Un réalisme accru donc, qui vous conduira sans doute plus facilement à mettre en place des stratégies et formations adaptées, et le système de "drag 'n drop" permettant de placer ses joueurs comme on le désire sur le schéma tactique est vraiment bien fichu. L'IA se fait cependant remarquer par moments, et pas de belle manière. Il nous est ainsi arrivé, à la fois pour notre équipe et celle d'un adversaire, que l'on retrouve des joueurs de notre propre équipe sur la ligne de but de notre gardien. Dans ces conditions, jouer le hors-jeu ne semble évidemment pas concevable, et on peut imaginer que ces milliardaires en short pas dégourdis aient eu du mal à remonter après une offensive ennemie. Ça n'excuse en tout cas pas le fait de les avoir retrouvés à monter un boys band avec le portier. Tant que nous y sommes, soulignons la qualité discutable des textes. La traduction laisse en effet parfois à désirer (cartes à la place de cartons ?), et les phrases sélectionnables lors des ralentis restent toujours aussi peu adéquates.

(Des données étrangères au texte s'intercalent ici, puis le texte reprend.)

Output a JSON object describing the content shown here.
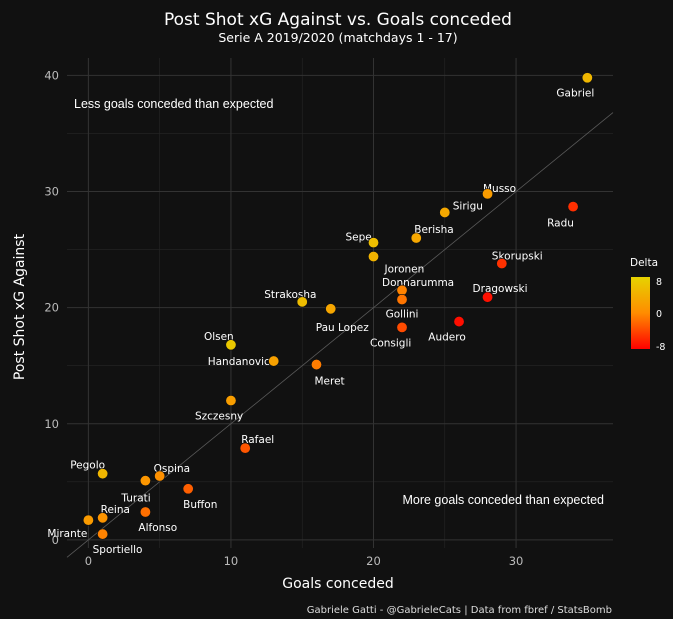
{
  "chart_data": {
    "type": "scatter",
    "title": "Post Shot xG Against vs. Goals conceded",
    "subtitle": "Serie A 2019/2020 (matchdays 1 - 17)",
    "xlabel": "Goals conceded",
    "ylabel": "Post Shot xG Against",
    "xlim": [
      -1.5,
      36.8
    ],
    "ylim": [
      -0.7,
      41.5
    ],
    "xticks": [
      0,
      10,
      20,
      30
    ],
    "yticks": [
      0,
      10,
      20,
      30,
      40
    ],
    "grid": true,
    "reference_line": {
      "slope": 1,
      "intercept": 0
    },
    "annotations": {
      "upper_left": "Less goals conceded than expected",
      "lower_right": "More goals conceded than expected"
    },
    "caption": "Gabriele Gatti - @GabrieleCats | Data from fbref / StatsBomb",
    "legend": {
      "title": "Delta",
      "position": "right",
      "max_label": "8",
      "mid_label": "0",
      "min_label": "-8",
      "colors": [
        "#ff0000",
        "#ff8c00",
        "#e6d300"
      ]
    },
    "points": [
      {
        "name": "Gabriel",
        "x": 35,
        "y": 39.8,
        "delta": 4.8
      },
      {
        "name": "Musso",
        "x": 28,
        "y": 29.8,
        "delta": 1.8
      },
      {
        "name": "Sirigu",
        "x": 25,
        "y": 28.2,
        "delta": 3.2
      },
      {
        "name": "Radu",
        "x": 34,
        "y": 28.7,
        "delta": -5.3
      },
      {
        "name": "Berisha",
        "x": 23,
        "y": 26.0,
        "delta": 3.0
      },
      {
        "name": "Sepe",
        "x": 20,
        "y": 25.6,
        "delta": 5.6
      },
      {
        "name": "Joronen",
        "x": 20,
        "y": 24.4,
        "delta": 4.4
      },
      {
        "name": "Skorupski",
        "x": 29,
        "y": 23.8,
        "delta": -5.2
      },
      {
        "name": "Donnarumma",
        "x": 22,
        "y": 21.5,
        "delta": -0.5
      },
      {
        "name": "Gollini",
        "x": 22,
        "y": 20.7,
        "delta": -1.3
      },
      {
        "name": "Dragowski",
        "x": 28,
        "y": 20.9,
        "delta": -7.1
      },
      {
        "name": "Strakosha",
        "x": 15,
        "y": 20.5,
        "delta": 5.5
      },
      {
        "name": "Pau Lopez",
        "x": 17,
        "y": 19.9,
        "delta": 2.9
      },
      {
        "name": "Consigli",
        "x": 22,
        "y": 18.3,
        "delta": -3.7
      },
      {
        "name": "Audero",
        "x": 26,
        "y": 18.8,
        "delta": -7.2
      },
      {
        "name": "Olsen",
        "x": 10,
        "y": 16.8,
        "delta": 6.8
      },
      {
        "name": "Handanovic",
        "x": 13,
        "y": 15.4,
        "delta": 2.4
      },
      {
        "name": "Meret",
        "x": 16,
        "y": 15.1,
        "delta": -0.9
      },
      {
        "name": "Szczesny",
        "x": 10,
        "y": 12.0,
        "delta": 2.0
      },
      {
        "name": "Rafael",
        "x": 11,
        "y": 7.9,
        "delta": -3.1
      },
      {
        "name": "Pegolo",
        "x": 1,
        "y": 5.7,
        "delta": 4.7
      },
      {
        "name": "Ospina",
        "x": 5,
        "y": 5.5,
        "delta": 0.5
      },
      {
        "name": "Turati",
        "x": 4,
        "y": 5.1,
        "delta": 1.1
      },
      {
        "name": "Buffon",
        "x": 7,
        "y": 4.4,
        "delta": -2.6
      },
      {
        "name": "Reina",
        "x": 1,
        "y": 1.9,
        "delta": 0.9
      },
      {
        "name": "Alfonso",
        "x": 4,
        "y": 2.4,
        "delta": -1.6
      },
      {
        "name": "Mirante",
        "x": 0,
        "y": 1.7,
        "delta": 1.7
      },
      {
        "name": "Sportiello",
        "x": 1,
        "y": 0.5,
        "delta": -0.5
      }
    ]
  }
}
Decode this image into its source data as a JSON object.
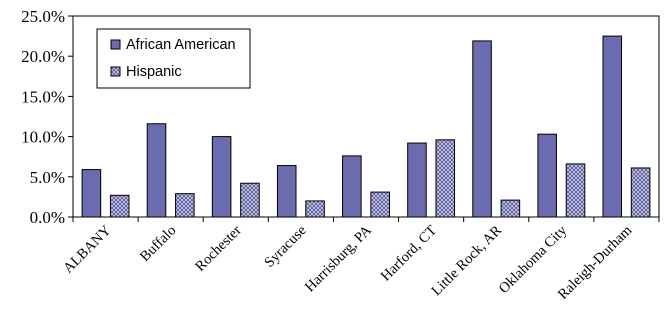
{
  "chart_data": {
    "type": "bar",
    "title": "",
    "xlabel": "",
    "ylabel": "",
    "ylim": [
      0,
      25
    ],
    "y_ticks": [
      "0.0%",
      "5.0%",
      "10.0%",
      "15.0%",
      "20.0%",
      "25.0%"
    ],
    "categories": [
      "ALBANY",
      "Buffalo",
      "Rochester",
      "Syracuse",
      "Harrisburg, PA",
      "Harford, CT",
      "Little Rock, AR",
      "Oklahoma City",
      "Raleigh-Durham"
    ],
    "series": [
      {
        "name": "African American",
        "color": "#6b6bb0",
        "values": [
          5.9,
          11.6,
          10.0,
          6.4,
          7.6,
          9.2,
          21.9,
          10.3,
          22.5
        ]
      },
      {
        "name": "Hispanic",
        "color": "#b8bde0",
        "pattern": "crosshatch",
        "values": [
          2.7,
          2.9,
          4.2,
          2.0,
          3.1,
          9.6,
          2.1,
          6.6,
          6.1
        ]
      }
    ],
    "legend_position": "top-left",
    "grid": false
  }
}
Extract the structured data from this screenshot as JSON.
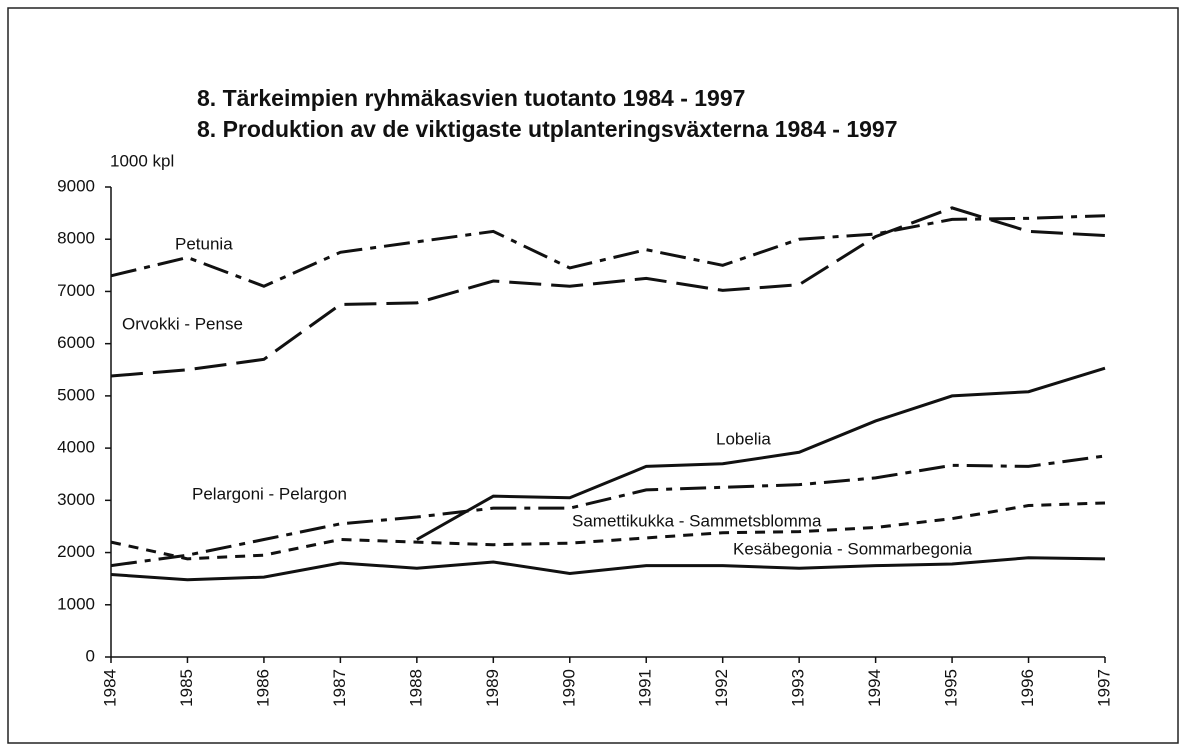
{
  "chart_data": {
    "type": "line",
    "title": "8. Tärkeimpien ryhmäkasvien tuotanto 1984 - 1997",
    "subtitle": "8. Produktion av de viktigaste utplanteringsväxterna 1984 - 1997",
    "y_label": "1000 kpl",
    "categories": [
      "1984",
      "1985",
      "1986",
      "1987",
      "1988",
      "1989",
      "1990",
      "1991",
      "1992",
      "1993",
      "1994",
      "1995",
      "1996",
      "1997"
    ],
    "ylim": [
      0,
      9000
    ],
    "yticks": [
      0,
      1000,
      2000,
      3000,
      4000,
      5000,
      6000,
      7000,
      8000,
      9000
    ],
    "series": [
      {
        "name": "Petunia",
        "color": "#111111",
        "style": "dashdot",
        "values": [
          7300,
          7650,
          7100,
          7750,
          7950,
          8150,
          7450,
          7800,
          7500,
          8000,
          8100,
          8380,
          8400,
          8450
        ]
      },
      {
        "name": "Orvokki - Pense",
        "color": "#111111",
        "style": "longdash",
        "values": [
          5380,
          5500,
          5700,
          6750,
          6780,
          7200,
          7100,
          7250,
          7020,
          7130,
          8050,
          8600,
          8150,
          8070
        ]
      },
      {
        "name": "Lobelia",
        "color": "#111111",
        "style": "solid",
        "values": [
          null,
          null,
          null,
          null,
          2250,
          3080,
          3050,
          3650,
          3700,
          3920,
          4520,
          5000,
          5080,
          5530
        ]
      },
      {
        "name": "Pelargoni - Pelargon",
        "color": "#111111",
        "style": "dashdot",
        "values": [
          1750,
          1950,
          2250,
          2550,
          2680,
          2850,
          2850,
          3200,
          3250,
          3300,
          3430,
          3670,
          3650,
          3850
        ]
      },
      {
        "name": "Samettikukka - Sammetsblomma",
        "color": "#111111",
        "style": "shortdash",
        "values": [
          2200,
          1880,
          1950,
          2250,
          2200,
          2150,
          2180,
          2280,
          2380,
          2400,
          2480,
          2650,
          2900,
          2950
        ]
      },
      {
        "name": "Kesäbegonia - Sommarbegonia",
        "color": "#111111",
        "style": "solid",
        "values": [
          1580,
          1480,
          1530,
          1800,
          1700,
          1820,
          1600,
          1750,
          1750,
          1700,
          1750,
          1780,
          1900,
          1880
        ]
      }
    ]
  }
}
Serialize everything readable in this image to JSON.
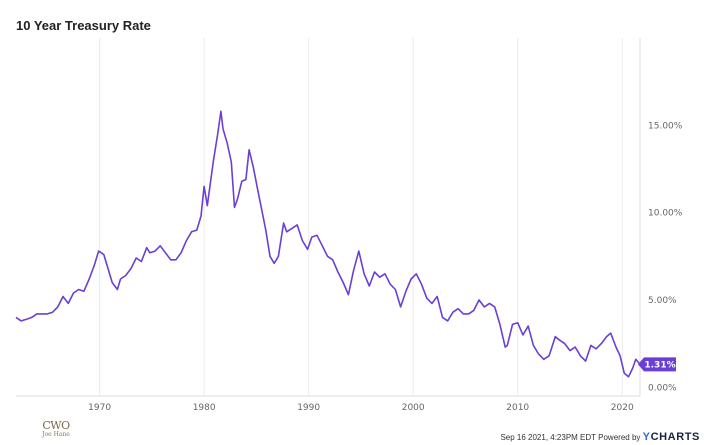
{
  "chart_data": {
    "type": "line",
    "title": "10 Year Treasury Rate",
    "xlabel": "",
    "ylabel": "",
    "x_ticks": [
      "1970",
      "1980",
      "1990",
      "2000",
      "2010",
      "2020"
    ],
    "y_ticks": [
      "0.00%",
      "5.00%",
      "10.00%",
      "15.00%"
    ],
    "xlim": [
      1962,
      2021.7
    ],
    "ylim": [
      -0.5,
      20
    ],
    "grid": "vertical",
    "line_color": "#6a3fd4",
    "series": [
      {
        "name": "",
        "x": [
          1962.0,
          1962.5,
          1963.0,
          1963.5,
          1964.0,
          1964.5,
          1965.0,
          1965.5,
          1966.0,
          1966.5,
          1967.0,
          1967.5,
          1968.0,
          1968.5,
          1969.0,
          1969.5,
          1969.9,
          1970.4,
          1970.8,
          1971.2,
          1971.7,
          1972.0,
          1972.5,
          1973.0,
          1973.5,
          1974.0,
          1974.5,
          1974.8,
          1975.3,
          1975.8,
          1976.3,
          1976.8,
          1977.3,
          1977.8,
          1978.3,
          1978.8,
          1979.3,
          1979.7,
          1980.0,
          1980.3,
          1980.6,
          1980.9,
          1981.3,
          1981.6,
          1981.8,
          1982.2,
          1982.6,
          1982.9,
          1983.2,
          1983.6,
          1984.0,
          1984.3,
          1984.7,
          1985.1,
          1985.5,
          1985.9,
          1986.3,
          1986.7,
          1987.1,
          1987.6,
          1987.9,
          1988.4,
          1988.9,
          1989.4,
          1989.9,
          1990.3,
          1990.8,
          1991.3,
          1991.8,
          1992.3,
          1992.8,
          1993.3,
          1993.8,
          1994.3,
          1994.8,
          1995.3,
          1995.8,
          1996.3,
          1996.8,
          1997.3,
          1997.8,
          1998.3,
          1998.8,
          1999.3,
          1999.8,
          2000.3,
          2000.8,
          2001.3,
          2001.8,
          2002.3,
          2002.8,
          2003.3,
          2003.8,
          2004.3,
          2004.8,
          2005.3,
          2005.8,
          2006.3,
          2006.8,
          2007.3,
          2007.8,
          2008.3,
          2008.8,
          2009.0,
          2009.5,
          2010.0,
          2010.5,
          2011.0,
          2011.5,
          2012.0,
          2012.5,
          2013.0,
          2013.6,
          2014.0,
          2014.5,
          2015.0,
          2015.5,
          2016.0,
          2016.5,
          2017.0,
          2017.5,
          2018.0,
          2018.5,
          2018.9,
          2019.4,
          2019.8,
          2020.2,
          2020.6,
          2021.0,
          2021.3,
          2021.7
        ],
        "values": [
          4.0,
          3.8,
          3.9,
          4.0,
          4.2,
          4.2,
          4.2,
          4.3,
          4.6,
          5.2,
          4.8,
          5.4,
          5.6,
          5.5,
          6.2,
          7.0,
          7.8,
          7.6,
          6.8,
          6.0,
          5.6,
          6.2,
          6.4,
          6.8,
          7.4,
          7.2,
          8.0,
          7.7,
          7.8,
          8.1,
          7.7,
          7.3,
          7.3,
          7.7,
          8.4,
          8.9,
          9.0,
          9.8,
          11.5,
          10.4,
          11.7,
          13.0,
          14.5,
          15.8,
          14.8,
          14.0,
          12.9,
          10.3,
          10.8,
          11.8,
          11.9,
          13.6,
          12.6,
          11.4,
          10.2,
          9.0,
          7.5,
          7.1,
          7.5,
          9.4,
          8.9,
          9.1,
          9.3,
          8.4,
          7.9,
          8.6,
          8.7,
          8.1,
          7.5,
          7.3,
          6.6,
          6.0,
          5.3,
          6.7,
          7.8,
          6.5,
          5.8,
          6.6,
          6.3,
          6.5,
          5.9,
          5.6,
          4.6,
          5.5,
          6.2,
          6.5,
          5.9,
          5.1,
          4.8,
          5.2,
          4.0,
          3.8,
          4.3,
          4.5,
          4.2,
          4.2,
          4.4,
          5.0,
          4.6,
          4.8,
          4.6,
          3.6,
          2.3,
          2.4,
          3.6,
          3.7,
          3.0,
          3.5,
          2.4,
          1.9,
          1.6,
          1.8,
          2.9,
          2.7,
          2.5,
          2.1,
          2.3,
          1.8,
          1.5,
          2.4,
          2.2,
          2.5,
          2.9,
          3.1,
          2.3,
          1.8,
          0.8,
          0.6,
          1.1,
          1.6,
          1.31
        ]
      }
    ],
    "last_value_label": "1.31%"
  },
  "footer": {
    "timestamp": "Sep 16 2021, 4:23PM EDT",
    "powered_by": "Powered by",
    "brand_y": "Y",
    "brand_rest": "CHARTS"
  },
  "logo": {
    "mark": "CWO",
    "sub": "Joe Hane"
  }
}
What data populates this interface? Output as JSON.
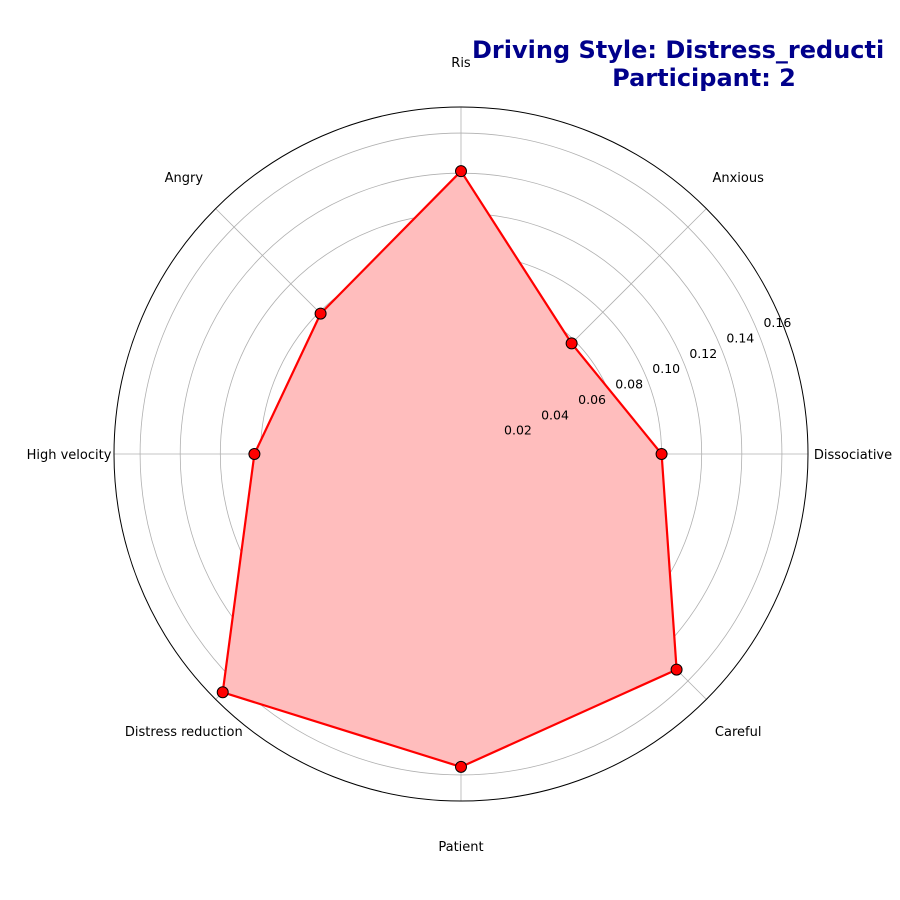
{
  "chart_data": {
    "type": "radar",
    "title_lines": [
      "Driving Style: Distress_reducti",
      "Participant: 2"
    ],
    "categories": [
      "Risky",
      "Anxious",
      "Dissociative",
      "Careful",
      "Patient",
      "Distress reduction",
      "High velocity",
      "Angry"
    ],
    "category_display": [
      "Ris",
      "Anxious",
      "Dissociative",
      "Careful",
      "Patient",
      "Distress reduction",
      "High velocity",
      "Angry"
    ],
    "series": [
      {
        "values": [
          0.141,
          0.078,
          0.1,
          0.152,
          0.156,
          0.168,
          0.103,
          0.099
        ]
      }
    ],
    "r_ticks": [
      0.02,
      0.04,
      0.06,
      0.08,
      0.1,
      0.12,
      0.14,
      0.16
    ],
    "r_tick_labels": [
      "0.02",
      "0.04",
      "0.06",
      "0.08",
      "0.10",
      "0.12",
      "0.14",
      "0.16"
    ],
    "rlim": [
      0.0,
      0.173
    ],
    "grid": true,
    "colors": {
      "line": "#ff0000",
      "fill": "#ffbdbd",
      "marker_edge": "#000000",
      "title": "#00008b",
      "grid": "#b0b0b0"
    }
  }
}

Revenez dans quelques semaines

pes-2011-logoEn clair, de très bonnes sensations nous ont été délivrées dans cette démo, qui reste cependant perfectible à quelques niveaux. La vue "retransmission" nous offre une caméra parfois peu réactive, particulièrement quand on récupère la balle en milieu de terrain et qu'il est impossible de voir si un joueur de notre équipe se trouve devant nous. Mais bien que lente à la détente, on la sent tout de même dynamique. Ce problème devrait pouvoir être corrigé sans trop de difficultés. Espérons qu'un pourcentage important de joueurs ayant touché à cette bêta remplira et renverra le questionnaire envoyé par Konami, car nos réactions dessineront peut-être certains traits du visage de PES 2011.

Nous attendons maintenant la version définitive du jeu pour juger sereinement de sa qualité, à la fois hors ligne et en réseau. Seabass n’est plus qu'à quelques longueurs d’avoir vu juste.